World's leading news sites yet to block AI crawlers

By: Rob Corbidge, 30 August 2023

a spider inside a test tube with the top closed, 1960s science fiction movie

Study of the world's 50 leading news sites shows that the vast majority may have not taken on action on blocking

Most leading news sites have yet to take action on blocking AI crawlers, according to a new and ongoing study.

From 50 major international sites, only 11 have actively blocked GPTBot at the robots.txt. level. In total, 14 sites had a "block any bot" rule in place.

The picture is little different when drilling down to regions, with three of 21 UK leading sites enacting a block on the OpenAI crawler. Eleven of the top 50 US sites have introduced the block.
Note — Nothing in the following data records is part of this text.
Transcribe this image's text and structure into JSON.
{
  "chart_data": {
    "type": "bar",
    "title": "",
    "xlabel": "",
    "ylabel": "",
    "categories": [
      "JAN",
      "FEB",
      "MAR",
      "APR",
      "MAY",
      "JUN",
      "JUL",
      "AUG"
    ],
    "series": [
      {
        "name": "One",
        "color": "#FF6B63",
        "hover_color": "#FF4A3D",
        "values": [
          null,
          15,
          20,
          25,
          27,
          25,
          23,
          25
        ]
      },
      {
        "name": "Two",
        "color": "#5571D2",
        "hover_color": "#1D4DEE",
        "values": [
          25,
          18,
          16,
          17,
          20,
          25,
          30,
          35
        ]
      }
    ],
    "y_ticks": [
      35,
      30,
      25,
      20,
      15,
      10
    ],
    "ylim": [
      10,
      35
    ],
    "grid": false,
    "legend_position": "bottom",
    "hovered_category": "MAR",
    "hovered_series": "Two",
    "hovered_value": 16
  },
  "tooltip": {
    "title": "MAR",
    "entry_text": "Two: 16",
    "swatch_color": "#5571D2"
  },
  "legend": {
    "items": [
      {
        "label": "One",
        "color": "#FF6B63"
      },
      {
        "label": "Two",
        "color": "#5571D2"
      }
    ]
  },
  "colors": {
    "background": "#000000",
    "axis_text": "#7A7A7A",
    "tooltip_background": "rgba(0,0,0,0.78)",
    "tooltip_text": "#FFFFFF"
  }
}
OpenAI detailed earlier this month how sites could block their crawler, if they desired, however adding: "Allowing GPTBot to access your site can help AI models become more accurate and improve their general capabilities and safety." 

Gary Kirwan of Kirwan Digital who undertook the study,  has placed all the data in a publicly available spreadsheet. He notes that as an ongoing study, he has noticed more sites introducing a block in recent days.

He has also tracked blocks placed on CCBot and Anthropic AI's crawler.

"Publishers are now having to deal with these new types of bots scraping their data for large language models that a publisher gains no direct benefit from that I'm aware of," Kirwan said, speaking to GPP.

Kirwan stresses that it is possible to block such AI crawlers by other methods, and he has no data for those. However, given the technical resources of those have introduced a block, it is safe to assume that they know what they are doing.